Siempre se sintió una mujer querida y respetada, tanto por sus colegas como por el público Y eso era un motor de vida cuando la salud dejó de acompañarla y tuvo que abandonar la actuación. Sentía el cariño de las abuelas que la habían escuchado en la radio, las madres que la miraban por televisión, y las niñas y adolescentes que la habían descubierto en Chiquititas y Rebelde Way. Esos eran los más traviesos: la llamaban para reprocharles las maldades que hacían sus personajes por televisión.
Su gran amiga fue Lydia Lamaison, con quien compartía un lema: “Somos viejas, hacemos de viejas y no nos operamos”. Le gustaba ver en cada una de sus arrugas una historia, un personaje, alguna mueca, sea de ficción o de realidad. “Tengo cara de mala pero soy buena”, se atajaba ante la típica consulta de su habitual rol en tiras. Lo disfrutaba, y se reía de ella misma.
Luego de la enfermedad, se encerró en su departamento de Las Cañitas y las salidas se hicieron cada vez más esporádicas. Antonio, un simpático caniche toy de rabo azul y mohines, se volvió su gran compañero. Con su gran sentido del humor explicaba por qué lo llamó así. “Le puse Antonio por mi segundo marido: no le gustaba el nombre y no lo usaba. Entonces, cuando él falleció, se lo puse al perro. Tengo un Antonio en la casa”.

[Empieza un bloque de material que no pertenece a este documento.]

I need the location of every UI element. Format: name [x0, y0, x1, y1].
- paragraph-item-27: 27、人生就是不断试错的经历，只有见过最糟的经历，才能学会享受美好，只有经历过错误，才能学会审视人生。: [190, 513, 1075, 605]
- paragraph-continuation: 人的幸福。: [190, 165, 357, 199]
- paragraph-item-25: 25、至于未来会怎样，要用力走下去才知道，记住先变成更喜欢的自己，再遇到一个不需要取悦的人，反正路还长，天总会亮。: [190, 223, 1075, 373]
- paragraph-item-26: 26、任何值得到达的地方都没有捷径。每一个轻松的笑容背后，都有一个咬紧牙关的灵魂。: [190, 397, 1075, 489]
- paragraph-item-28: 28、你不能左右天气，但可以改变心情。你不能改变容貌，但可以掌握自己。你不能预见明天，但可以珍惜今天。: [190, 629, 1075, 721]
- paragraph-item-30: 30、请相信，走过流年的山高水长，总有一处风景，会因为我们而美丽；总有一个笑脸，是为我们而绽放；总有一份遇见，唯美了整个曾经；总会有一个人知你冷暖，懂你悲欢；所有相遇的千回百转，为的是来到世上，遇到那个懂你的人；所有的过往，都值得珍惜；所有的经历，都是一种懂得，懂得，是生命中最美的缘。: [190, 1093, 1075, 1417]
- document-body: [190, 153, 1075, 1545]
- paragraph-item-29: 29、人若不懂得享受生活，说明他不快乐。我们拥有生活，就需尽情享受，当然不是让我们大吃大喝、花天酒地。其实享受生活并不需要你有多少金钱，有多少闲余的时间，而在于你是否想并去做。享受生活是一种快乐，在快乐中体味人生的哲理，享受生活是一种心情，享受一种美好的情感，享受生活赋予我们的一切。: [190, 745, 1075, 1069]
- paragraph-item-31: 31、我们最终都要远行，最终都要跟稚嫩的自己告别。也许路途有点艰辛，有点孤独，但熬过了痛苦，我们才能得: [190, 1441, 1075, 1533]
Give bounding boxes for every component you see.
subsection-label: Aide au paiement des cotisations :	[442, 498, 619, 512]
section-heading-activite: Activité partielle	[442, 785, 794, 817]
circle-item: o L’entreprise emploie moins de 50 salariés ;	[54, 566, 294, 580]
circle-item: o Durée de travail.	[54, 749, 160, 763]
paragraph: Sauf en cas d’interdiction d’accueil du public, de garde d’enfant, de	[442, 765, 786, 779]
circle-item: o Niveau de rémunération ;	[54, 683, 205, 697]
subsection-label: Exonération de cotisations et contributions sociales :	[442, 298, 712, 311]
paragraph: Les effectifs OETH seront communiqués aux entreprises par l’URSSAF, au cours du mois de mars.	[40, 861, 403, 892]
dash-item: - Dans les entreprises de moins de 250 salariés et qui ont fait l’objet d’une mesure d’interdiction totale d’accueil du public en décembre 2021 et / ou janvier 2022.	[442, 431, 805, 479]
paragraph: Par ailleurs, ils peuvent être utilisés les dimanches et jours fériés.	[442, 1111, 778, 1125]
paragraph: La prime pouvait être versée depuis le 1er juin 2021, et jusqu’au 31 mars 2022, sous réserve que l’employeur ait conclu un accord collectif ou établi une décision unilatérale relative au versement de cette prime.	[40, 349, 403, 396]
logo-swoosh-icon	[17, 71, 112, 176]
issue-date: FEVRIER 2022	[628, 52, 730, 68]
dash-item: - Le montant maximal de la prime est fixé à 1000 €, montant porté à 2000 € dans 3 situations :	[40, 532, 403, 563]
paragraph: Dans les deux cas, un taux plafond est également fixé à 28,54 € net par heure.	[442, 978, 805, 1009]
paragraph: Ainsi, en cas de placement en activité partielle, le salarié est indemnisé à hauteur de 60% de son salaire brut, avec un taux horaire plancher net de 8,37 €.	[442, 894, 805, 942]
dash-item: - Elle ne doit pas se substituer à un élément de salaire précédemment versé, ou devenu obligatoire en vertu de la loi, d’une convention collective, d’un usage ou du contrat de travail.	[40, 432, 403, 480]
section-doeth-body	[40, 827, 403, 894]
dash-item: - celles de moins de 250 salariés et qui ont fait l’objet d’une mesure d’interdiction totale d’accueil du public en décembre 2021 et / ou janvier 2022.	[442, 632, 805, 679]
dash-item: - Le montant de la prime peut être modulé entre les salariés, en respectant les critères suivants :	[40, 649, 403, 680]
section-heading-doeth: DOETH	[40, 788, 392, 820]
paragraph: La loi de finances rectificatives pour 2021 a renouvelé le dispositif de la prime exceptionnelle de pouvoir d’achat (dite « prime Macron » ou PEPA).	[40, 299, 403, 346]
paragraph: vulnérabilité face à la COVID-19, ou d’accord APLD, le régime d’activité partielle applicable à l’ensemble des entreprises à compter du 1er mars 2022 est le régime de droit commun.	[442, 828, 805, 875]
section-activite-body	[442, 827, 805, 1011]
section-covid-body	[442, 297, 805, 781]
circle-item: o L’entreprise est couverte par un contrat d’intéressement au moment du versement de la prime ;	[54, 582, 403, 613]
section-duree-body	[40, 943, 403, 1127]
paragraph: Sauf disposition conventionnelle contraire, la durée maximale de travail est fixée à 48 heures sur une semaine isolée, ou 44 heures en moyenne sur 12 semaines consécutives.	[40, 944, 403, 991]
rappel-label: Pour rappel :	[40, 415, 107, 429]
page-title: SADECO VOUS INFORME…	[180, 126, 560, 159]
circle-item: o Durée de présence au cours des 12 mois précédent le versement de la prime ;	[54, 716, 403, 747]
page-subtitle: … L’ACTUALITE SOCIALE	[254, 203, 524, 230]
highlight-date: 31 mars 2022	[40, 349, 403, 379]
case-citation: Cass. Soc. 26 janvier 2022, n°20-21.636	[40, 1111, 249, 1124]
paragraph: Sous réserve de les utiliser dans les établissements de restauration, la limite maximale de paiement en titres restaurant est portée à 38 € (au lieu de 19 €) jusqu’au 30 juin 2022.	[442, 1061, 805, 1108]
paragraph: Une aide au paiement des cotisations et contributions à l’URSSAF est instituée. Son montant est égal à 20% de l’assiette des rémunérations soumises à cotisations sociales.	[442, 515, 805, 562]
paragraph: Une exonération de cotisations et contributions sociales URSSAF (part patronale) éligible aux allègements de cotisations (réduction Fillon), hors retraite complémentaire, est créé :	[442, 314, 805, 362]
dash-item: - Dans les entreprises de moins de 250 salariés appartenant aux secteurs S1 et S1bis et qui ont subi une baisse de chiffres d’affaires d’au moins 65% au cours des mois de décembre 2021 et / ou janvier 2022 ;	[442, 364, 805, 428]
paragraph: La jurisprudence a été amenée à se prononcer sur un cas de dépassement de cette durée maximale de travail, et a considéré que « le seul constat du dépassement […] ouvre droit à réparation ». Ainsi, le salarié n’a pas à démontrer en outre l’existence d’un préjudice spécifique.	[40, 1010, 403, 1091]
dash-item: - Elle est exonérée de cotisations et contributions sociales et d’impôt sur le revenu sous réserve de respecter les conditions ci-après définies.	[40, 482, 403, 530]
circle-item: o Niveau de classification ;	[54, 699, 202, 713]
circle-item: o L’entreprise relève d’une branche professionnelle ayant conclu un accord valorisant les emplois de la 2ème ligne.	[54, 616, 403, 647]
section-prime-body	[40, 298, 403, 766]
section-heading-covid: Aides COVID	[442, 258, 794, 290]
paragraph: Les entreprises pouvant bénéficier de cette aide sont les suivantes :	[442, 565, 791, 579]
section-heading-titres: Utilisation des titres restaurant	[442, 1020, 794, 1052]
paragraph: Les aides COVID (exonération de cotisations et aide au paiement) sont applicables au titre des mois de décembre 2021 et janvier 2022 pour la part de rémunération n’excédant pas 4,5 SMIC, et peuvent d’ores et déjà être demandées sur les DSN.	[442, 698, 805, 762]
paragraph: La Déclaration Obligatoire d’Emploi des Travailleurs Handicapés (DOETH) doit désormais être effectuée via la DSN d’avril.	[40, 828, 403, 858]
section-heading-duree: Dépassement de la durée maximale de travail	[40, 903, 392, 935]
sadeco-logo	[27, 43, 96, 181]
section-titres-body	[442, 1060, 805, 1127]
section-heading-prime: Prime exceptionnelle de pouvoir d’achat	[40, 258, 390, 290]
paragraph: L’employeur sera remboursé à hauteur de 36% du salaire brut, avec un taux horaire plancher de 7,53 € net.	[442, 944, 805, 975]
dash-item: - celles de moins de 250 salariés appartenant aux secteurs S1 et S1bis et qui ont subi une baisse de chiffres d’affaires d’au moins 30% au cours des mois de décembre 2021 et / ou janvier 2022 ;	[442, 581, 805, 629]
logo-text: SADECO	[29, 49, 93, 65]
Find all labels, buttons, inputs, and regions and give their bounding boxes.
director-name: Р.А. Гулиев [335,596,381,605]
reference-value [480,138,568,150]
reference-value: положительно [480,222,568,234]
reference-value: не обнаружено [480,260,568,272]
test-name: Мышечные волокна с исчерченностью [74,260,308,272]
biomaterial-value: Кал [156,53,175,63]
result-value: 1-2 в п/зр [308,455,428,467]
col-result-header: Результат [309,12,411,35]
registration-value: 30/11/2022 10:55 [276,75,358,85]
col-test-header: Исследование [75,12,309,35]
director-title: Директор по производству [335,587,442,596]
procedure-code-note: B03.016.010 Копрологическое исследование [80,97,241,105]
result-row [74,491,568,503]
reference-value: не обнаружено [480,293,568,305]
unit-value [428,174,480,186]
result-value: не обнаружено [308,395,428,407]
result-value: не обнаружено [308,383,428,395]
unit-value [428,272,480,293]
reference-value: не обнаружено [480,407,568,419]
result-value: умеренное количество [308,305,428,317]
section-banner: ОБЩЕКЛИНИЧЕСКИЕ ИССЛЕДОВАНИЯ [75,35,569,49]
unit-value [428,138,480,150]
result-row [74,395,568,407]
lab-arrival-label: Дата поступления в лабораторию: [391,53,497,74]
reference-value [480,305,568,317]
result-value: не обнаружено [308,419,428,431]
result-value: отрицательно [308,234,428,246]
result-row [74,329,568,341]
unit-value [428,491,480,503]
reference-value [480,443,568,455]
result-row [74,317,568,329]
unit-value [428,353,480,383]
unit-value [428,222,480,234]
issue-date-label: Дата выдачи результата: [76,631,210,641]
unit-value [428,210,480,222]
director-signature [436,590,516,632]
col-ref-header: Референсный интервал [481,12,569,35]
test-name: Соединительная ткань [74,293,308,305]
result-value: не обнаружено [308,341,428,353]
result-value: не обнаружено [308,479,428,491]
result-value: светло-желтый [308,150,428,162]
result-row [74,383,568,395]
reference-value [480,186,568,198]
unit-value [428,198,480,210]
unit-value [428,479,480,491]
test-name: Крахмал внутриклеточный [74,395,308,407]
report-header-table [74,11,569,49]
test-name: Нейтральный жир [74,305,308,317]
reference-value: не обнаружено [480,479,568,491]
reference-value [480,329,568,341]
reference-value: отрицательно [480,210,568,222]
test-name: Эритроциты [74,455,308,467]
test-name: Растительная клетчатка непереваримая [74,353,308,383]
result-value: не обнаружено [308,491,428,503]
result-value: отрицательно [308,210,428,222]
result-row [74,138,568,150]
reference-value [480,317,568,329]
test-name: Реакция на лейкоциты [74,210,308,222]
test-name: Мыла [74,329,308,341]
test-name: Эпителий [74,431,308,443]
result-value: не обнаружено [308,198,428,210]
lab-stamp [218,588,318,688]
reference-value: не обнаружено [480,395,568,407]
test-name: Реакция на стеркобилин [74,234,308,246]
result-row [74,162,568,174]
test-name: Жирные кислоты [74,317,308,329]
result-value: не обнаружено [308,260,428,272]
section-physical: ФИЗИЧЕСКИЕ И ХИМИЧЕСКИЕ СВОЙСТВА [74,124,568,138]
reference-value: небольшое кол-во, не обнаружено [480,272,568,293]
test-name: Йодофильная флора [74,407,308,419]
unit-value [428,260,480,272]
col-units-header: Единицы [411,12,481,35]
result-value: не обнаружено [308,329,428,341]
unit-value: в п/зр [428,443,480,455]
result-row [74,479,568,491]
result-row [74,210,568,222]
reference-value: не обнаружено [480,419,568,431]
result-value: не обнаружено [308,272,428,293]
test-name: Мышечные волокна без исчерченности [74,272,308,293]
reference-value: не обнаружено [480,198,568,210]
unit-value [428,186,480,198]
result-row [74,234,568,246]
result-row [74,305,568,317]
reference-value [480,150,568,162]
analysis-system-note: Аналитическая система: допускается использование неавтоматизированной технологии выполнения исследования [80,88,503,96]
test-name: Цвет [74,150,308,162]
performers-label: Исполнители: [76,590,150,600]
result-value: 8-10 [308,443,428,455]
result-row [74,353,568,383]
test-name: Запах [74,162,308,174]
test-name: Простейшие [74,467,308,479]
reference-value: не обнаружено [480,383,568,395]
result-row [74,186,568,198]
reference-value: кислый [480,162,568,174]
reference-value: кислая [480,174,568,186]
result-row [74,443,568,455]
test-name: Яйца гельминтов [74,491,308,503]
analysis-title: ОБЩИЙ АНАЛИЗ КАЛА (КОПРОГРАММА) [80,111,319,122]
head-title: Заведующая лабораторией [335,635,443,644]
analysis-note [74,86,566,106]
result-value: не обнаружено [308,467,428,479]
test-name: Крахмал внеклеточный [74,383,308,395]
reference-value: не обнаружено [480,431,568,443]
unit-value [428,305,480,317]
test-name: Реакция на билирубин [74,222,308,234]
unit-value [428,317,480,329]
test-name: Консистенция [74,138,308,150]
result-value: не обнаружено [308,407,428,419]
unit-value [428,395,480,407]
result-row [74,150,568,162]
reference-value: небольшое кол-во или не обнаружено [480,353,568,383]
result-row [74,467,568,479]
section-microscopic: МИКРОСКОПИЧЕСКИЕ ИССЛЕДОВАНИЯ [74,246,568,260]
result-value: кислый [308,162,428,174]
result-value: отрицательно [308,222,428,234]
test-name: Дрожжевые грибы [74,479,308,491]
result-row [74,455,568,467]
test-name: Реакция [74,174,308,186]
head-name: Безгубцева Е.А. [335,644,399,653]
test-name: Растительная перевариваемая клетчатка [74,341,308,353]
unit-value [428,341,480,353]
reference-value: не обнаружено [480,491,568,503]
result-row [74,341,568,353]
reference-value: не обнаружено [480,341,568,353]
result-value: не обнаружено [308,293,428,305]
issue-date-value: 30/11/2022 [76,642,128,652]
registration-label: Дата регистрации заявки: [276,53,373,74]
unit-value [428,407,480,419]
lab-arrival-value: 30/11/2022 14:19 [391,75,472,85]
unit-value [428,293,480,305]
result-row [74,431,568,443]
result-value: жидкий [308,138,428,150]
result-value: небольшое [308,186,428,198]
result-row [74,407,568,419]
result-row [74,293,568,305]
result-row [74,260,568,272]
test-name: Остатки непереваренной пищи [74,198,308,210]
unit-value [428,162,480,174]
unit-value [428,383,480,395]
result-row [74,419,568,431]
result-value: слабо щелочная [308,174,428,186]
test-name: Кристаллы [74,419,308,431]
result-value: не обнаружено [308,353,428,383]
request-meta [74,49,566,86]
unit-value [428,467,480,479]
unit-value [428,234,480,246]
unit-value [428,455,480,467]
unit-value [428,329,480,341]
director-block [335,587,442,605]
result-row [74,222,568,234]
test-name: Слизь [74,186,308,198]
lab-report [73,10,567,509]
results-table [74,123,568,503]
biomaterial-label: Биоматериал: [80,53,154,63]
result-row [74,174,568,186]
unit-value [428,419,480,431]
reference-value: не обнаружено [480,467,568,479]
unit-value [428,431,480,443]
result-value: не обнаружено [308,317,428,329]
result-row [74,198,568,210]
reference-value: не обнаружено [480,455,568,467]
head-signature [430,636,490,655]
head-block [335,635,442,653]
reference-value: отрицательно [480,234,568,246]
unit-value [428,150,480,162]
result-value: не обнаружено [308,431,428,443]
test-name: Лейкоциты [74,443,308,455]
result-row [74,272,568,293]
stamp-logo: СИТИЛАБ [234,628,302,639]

Cuando algún periodista le preguntaba por qué no se había hecho nunca una cirugía, contestaba con su tono de voz característico: “¡Por Dios! ¡Cirugías jamás! ¿Si me hago cirugía, quién va a actuar de vieja?“, y estallaba en una carcajada para seguir “Estoy llena de arrugas. Son las cicatrices de lo que uno ha vivido. Cuando alguien llega a los 90 sin mucha arruga, pienso: ‘Ese no habrá hecho mucho’. Por algo están ahí esas marcas. Son mi orgullo”.
En los últimos años, cuando la gente solía se acercaba a pedirle una foto, ella accedía con una sonrisa porque “sentirme querida me ayuda a vivir”. Decía que su fórmula para llegar a una vejez serena era “no dejar en paz el cerebro”, y cada vez que le rendían un homenaje aseguraba pícara que no la aplaudían a ella “sino a los años”. Pero en eso se equivocaba: la aplaudían a ella, a Hilda Bernard, la mala más amada de la pantalla argentina.